Nothing of substance has occurred in health reform this week. The PM has announced a position he will take in future negotiations with the states. That’s all.
Those negotiations may or may not be productive. A referendum may or may not be held, may or may not pass.
But no health reform was undertaken this week. No sick or debilitated person is better off as a result of Government action this week.
What did surface this week, though, was evidence of a troubling, and I fear chronic, disease in modern democracies – “announceabilititis”.
This is a disease of the mind. It infects the brains of politicians and their advisers. It leads previously intelligent people to mistake announcements – and media coverage in particular – for concrete program reform and outcomes. They come to equate clever government with good government.
Possibly the worst and most widespread outbreak of the disease has been in NSW for the past decade. It now appears we have the disease well and truly established in Canberra. It even infected, it was reported, the national security white paper process.

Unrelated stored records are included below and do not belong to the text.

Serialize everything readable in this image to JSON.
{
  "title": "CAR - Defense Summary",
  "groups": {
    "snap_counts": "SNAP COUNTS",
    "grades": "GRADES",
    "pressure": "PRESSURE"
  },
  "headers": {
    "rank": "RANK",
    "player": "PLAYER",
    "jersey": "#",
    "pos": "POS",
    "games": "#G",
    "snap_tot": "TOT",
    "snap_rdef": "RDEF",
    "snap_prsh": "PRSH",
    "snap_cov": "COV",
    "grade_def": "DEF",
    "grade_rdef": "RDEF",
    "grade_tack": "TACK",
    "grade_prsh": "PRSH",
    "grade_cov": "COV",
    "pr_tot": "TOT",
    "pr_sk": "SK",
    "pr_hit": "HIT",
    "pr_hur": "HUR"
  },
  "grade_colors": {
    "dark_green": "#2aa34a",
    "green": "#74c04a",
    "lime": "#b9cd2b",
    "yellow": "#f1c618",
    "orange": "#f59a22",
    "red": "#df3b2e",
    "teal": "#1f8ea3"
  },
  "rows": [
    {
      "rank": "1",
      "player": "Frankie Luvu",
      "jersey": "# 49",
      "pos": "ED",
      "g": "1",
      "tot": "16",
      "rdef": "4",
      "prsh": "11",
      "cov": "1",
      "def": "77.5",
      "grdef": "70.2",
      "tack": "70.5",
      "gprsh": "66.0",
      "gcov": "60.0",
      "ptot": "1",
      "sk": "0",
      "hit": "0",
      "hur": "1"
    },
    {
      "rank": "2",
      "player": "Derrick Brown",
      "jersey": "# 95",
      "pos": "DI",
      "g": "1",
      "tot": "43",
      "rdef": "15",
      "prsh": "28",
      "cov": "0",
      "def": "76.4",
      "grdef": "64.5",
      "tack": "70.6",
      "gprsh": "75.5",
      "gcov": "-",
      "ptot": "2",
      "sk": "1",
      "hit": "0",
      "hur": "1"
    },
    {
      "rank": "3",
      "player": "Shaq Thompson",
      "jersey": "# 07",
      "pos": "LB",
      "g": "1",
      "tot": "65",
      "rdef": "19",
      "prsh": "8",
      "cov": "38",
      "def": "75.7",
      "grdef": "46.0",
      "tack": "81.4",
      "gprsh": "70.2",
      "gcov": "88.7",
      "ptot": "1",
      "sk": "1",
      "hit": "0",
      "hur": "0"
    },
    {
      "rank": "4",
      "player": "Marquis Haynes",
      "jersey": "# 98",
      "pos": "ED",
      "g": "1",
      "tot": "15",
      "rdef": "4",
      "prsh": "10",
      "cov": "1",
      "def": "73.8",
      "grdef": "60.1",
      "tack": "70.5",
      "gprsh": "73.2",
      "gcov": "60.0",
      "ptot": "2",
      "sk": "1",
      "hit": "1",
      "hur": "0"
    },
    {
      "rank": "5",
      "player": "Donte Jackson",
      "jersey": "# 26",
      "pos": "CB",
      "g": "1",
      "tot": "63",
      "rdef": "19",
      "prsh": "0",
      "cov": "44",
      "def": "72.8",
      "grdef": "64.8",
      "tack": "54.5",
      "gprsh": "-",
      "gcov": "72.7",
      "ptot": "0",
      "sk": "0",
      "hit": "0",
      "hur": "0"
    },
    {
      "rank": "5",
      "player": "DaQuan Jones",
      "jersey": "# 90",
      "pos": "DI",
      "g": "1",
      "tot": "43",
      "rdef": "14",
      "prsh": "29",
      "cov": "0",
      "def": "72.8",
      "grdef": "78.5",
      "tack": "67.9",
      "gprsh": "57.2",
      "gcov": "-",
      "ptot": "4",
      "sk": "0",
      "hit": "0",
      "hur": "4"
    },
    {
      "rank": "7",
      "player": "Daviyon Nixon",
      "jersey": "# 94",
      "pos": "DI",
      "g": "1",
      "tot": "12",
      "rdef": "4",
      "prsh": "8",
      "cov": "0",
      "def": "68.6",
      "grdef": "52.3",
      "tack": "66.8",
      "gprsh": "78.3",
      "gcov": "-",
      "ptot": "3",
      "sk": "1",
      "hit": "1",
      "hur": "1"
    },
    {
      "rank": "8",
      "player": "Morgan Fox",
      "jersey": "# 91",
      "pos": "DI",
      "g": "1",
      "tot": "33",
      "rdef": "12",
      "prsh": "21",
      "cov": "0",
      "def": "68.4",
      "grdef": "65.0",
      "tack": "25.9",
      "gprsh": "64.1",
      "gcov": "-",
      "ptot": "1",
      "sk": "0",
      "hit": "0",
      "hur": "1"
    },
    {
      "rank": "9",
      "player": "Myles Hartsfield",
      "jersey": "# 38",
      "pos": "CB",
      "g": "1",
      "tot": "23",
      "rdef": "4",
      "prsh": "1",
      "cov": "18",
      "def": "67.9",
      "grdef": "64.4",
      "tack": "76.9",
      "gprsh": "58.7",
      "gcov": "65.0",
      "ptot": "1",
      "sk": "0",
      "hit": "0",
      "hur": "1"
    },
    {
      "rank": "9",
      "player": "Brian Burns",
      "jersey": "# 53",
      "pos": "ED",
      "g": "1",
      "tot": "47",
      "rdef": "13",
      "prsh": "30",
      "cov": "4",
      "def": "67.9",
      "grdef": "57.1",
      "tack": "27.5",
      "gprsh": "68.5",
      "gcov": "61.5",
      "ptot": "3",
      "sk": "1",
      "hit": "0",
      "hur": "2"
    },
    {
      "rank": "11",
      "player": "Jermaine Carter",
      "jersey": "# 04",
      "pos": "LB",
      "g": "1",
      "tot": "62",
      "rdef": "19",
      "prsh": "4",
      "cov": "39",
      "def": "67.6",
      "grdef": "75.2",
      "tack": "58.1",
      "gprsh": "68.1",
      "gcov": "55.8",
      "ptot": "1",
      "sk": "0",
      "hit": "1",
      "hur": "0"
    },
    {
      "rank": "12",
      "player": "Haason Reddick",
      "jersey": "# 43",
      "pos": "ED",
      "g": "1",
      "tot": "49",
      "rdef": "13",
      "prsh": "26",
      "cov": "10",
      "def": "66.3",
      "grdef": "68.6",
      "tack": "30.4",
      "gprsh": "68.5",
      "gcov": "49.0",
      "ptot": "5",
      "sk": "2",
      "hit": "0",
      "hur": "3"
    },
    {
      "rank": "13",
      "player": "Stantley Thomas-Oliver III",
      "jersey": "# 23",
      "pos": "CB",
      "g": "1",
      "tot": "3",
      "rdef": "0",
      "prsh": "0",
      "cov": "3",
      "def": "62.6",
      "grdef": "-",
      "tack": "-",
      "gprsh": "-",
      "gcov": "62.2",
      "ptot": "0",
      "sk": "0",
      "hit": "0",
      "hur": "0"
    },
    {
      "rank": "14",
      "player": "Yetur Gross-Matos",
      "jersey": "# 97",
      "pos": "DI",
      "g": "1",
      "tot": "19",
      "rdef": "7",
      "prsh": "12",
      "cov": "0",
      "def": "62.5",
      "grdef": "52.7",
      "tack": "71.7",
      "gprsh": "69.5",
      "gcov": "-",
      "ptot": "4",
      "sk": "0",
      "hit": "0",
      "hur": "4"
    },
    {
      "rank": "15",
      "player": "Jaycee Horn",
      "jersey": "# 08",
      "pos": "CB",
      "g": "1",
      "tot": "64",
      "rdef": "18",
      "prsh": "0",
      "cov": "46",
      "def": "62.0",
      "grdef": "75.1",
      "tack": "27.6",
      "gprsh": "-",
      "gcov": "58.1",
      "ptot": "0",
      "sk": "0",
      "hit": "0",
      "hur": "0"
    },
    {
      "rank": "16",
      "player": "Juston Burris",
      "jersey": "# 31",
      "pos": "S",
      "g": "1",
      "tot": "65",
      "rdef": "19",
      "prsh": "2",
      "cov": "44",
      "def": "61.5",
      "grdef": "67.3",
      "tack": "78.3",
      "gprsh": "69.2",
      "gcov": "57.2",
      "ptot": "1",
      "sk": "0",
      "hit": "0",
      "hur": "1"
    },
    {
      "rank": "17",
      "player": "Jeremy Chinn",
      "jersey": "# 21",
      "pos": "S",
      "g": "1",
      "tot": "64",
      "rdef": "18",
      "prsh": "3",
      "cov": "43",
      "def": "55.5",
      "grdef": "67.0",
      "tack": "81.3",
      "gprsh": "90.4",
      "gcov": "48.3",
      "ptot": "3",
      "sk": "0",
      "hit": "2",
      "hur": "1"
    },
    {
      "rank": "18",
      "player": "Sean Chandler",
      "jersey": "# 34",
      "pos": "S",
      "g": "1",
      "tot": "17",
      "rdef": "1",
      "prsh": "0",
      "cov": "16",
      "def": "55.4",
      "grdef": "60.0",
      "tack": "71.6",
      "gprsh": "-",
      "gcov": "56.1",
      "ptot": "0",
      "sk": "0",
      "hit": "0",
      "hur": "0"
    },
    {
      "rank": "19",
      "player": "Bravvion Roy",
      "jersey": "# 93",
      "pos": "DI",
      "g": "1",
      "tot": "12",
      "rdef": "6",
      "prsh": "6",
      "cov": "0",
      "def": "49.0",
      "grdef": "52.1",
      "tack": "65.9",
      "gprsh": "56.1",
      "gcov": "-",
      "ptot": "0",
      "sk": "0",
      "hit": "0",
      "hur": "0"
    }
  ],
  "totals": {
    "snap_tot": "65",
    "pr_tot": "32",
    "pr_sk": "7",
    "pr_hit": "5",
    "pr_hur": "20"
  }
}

Confusing effective voter perception management with leadership is a fundamental danger in democracies.
There is the risk that success is defined, not in terms of persuasion and carriage of the majority around hard decisions, but merely as re-election and control of office. It’s hard to find a politician or political staffer who is willing to take the risk (but possible renown?) of a one term reformer. In the back of their mind is, ultimately, length of time in power
How has “announceabilititis” impacted on health reform this week? In this area of reform we have a complex challenge – the Government has, apparently, only just realized this. Much of the complexity is not intellectual, it is political. Real change involves electoral risk – that is how modern politicians and their advisers define ‘complex’.
Announceabilititis has resulted in a major announcement of a mere intention to negotiate a new health funding framework. The condition has been reinforced by multiple sound bites and column coverage in the media, so the sufferers now feel they have achieved something.
There is no doubt that creating a single funding source and accountability (actually creating it, not just announcing it) is needed for health reform. But let’s look at some of the ‘undiscussables’ in this area that announceabilititis helps politicians avoid, some of the political risk areas of real health reform. In no order of priority:
- Inadequate funding of university medical places, and unwillingness to breach medical professional barricades to use nurse practitioners, to boost primary care
- Unwillingness to use private hospitals and private support services to hospitals to cut costs and boost beds
- The challenge in too many hospitals of getting doctors to work with each other, let alone administrators, to ensure a reasonable, shared stewardship of limited resources across the whole patient population
- The need to allow bond payments – adequate payments from the capital gains of baby boomers – across residential aged care to boost investment in facilities, and the opportunity to introduce hospital-to-home transition care for older patients through aged care services, releasing beds held by ‘bed blockers’
- The need for states to get serious about the alcohol fueled pressure on accident and emergency departments through tougher approaches to closing hours, delinquent alcohol outlets and anti-social behavior
- The need to introduce co-payments for visits to hospital, just as we make co-payments for GP visits and for aged care
- The need to get citizens to be taking responsibility for their health, and for their insistence on access to the latest and best technology, by taking out health insurance (and probably before they get cable TV)
Unfortunately, we may have the very people we turned to at the last election to deal with health reform, struck down with a debilitating condition that does not allow them to differentiate when they are achieving change and when they are simply ‘spinning’. For all our sakes, let’s hope they are seeking the treatment they need.